How can artificial intelligence help retailers forecast demand?

Are retailers on the verge of extinction?

Confronted by supply chain issues, labour shortages, fickle demand, inflationary pressures and rising interest rates, retailers are scrambling to cope with the immensity of the challenges they face.

Consider a retailer with 20,000 SKUs and 50 stores (potentially 1 million store / SKU combinations) and the latter’s implications for the inventory planner. The sheer volume of data is mind boggling. Every stage of the stock life cycle, from building the range to end-of-line sell through, calls for a level of detail in execution that is constrained by available resource and the capacity of the human mind to process the myriad of data points simultaneously. Invariably, the planner compromises. They may apply approximations such as calculating at aggregate and extrapolating across individual SKUs, rely on intuition or focus on the top performing lines at the expense of the others. The outcome is stock imbalances leading to costly inter-store stock movements, markdowns and lost sales.

AI for retailers

Enter AI with its potential to alleviate all the above. When we speak of AI, we mean deep learning. But what is deep learning? How does it work? And how can you apply it in your business?

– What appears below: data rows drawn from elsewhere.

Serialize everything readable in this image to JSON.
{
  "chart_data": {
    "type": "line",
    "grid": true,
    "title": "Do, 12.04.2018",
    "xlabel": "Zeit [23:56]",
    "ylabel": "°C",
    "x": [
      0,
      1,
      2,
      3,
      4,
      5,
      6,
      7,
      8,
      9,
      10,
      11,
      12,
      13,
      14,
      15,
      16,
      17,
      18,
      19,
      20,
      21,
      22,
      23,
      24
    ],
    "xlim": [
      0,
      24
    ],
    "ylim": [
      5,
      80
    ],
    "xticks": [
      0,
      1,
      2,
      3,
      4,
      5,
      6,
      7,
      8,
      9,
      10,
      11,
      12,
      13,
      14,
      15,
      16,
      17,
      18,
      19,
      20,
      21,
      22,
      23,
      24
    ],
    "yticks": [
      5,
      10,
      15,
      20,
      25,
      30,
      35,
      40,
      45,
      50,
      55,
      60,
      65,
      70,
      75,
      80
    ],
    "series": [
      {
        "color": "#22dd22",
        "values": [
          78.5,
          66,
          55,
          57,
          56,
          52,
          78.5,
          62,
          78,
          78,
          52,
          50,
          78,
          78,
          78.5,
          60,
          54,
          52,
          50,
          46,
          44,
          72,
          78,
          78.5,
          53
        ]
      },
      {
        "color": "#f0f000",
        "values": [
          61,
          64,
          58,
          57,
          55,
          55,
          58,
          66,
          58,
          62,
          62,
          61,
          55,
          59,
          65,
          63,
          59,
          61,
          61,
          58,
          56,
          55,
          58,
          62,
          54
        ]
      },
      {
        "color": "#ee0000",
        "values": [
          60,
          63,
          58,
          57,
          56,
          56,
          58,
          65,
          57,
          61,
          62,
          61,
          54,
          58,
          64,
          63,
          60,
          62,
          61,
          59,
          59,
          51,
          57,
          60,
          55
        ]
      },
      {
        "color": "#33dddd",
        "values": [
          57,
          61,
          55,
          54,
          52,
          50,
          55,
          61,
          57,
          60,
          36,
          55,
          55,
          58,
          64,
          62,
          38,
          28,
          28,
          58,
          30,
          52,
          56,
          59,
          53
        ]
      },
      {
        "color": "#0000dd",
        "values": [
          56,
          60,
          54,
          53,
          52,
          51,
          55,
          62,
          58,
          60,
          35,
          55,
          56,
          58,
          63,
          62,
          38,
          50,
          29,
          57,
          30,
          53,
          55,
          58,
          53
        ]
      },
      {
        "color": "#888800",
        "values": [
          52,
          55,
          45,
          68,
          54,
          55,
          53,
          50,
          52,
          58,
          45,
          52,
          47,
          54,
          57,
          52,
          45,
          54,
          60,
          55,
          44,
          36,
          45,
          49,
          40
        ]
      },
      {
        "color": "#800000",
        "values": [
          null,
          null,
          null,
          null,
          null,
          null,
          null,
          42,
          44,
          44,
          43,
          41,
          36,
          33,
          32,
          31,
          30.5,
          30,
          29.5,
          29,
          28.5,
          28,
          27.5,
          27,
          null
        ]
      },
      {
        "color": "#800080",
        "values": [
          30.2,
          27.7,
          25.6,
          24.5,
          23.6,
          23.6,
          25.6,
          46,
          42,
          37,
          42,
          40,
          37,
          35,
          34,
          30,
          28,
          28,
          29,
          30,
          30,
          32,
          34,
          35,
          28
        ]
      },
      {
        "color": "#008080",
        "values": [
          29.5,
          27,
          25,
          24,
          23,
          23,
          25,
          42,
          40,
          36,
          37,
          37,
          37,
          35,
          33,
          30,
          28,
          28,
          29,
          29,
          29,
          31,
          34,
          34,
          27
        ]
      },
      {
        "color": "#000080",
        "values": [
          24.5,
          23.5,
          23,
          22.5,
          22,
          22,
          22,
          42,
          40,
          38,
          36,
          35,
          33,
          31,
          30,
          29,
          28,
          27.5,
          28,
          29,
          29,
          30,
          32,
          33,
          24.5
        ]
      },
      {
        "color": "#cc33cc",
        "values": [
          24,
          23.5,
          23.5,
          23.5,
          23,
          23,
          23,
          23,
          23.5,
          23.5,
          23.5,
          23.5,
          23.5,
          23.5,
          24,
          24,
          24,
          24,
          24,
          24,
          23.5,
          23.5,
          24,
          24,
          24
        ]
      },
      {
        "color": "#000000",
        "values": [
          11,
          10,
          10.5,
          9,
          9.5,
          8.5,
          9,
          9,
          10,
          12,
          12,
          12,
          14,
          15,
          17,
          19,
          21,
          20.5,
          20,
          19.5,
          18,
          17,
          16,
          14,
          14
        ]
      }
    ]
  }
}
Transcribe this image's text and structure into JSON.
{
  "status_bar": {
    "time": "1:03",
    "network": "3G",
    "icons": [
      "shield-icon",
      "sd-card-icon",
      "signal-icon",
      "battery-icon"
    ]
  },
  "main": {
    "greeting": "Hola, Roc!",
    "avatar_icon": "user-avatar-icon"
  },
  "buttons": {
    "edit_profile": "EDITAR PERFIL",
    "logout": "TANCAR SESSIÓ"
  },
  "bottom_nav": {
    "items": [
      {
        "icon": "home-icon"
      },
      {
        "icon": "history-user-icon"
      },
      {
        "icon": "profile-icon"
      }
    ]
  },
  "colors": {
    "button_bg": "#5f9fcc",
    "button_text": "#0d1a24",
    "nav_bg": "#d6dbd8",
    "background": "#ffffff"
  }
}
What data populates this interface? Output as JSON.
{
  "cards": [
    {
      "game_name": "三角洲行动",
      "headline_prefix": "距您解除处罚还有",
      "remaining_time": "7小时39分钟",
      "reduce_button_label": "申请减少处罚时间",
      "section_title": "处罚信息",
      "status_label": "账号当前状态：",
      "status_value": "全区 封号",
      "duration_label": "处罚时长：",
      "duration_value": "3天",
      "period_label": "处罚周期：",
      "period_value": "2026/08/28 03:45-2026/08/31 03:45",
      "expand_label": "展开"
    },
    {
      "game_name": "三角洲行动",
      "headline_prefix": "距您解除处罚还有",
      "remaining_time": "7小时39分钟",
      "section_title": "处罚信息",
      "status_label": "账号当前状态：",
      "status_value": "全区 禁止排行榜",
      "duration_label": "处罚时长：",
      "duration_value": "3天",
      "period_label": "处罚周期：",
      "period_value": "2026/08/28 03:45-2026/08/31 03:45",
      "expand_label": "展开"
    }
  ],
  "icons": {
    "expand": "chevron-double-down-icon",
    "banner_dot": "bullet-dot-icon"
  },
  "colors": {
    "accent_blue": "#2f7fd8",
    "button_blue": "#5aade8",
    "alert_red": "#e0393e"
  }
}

Deep learning replicates the human mind’s ability to perceive underlying, often subtle patterns in data. Consider predicting the age of a person standing in front of you. Your eyes absorb millions of bits of information, and your brain easily maps them to a notion of age based on a lifetime of experience or “training”. Now imagine if you could just as easily predict sales for all your SKUs across all stores by simply glancing at millions of rows sales history. This is the mind enhancing power of deep learning. Like the brain, deep learning algorithms learn from historical examples, but they aren’t overwhelmed by large volumes of numerical data. In fact, they require it.

AI in retail

Demand forecasting

Knowing what will sell, where and when underpins all stock optimization problems in retail. Deep learning is the panacea for demand forecasting, and by extension is the ultimate approach to accurate, autonomous stock optimization.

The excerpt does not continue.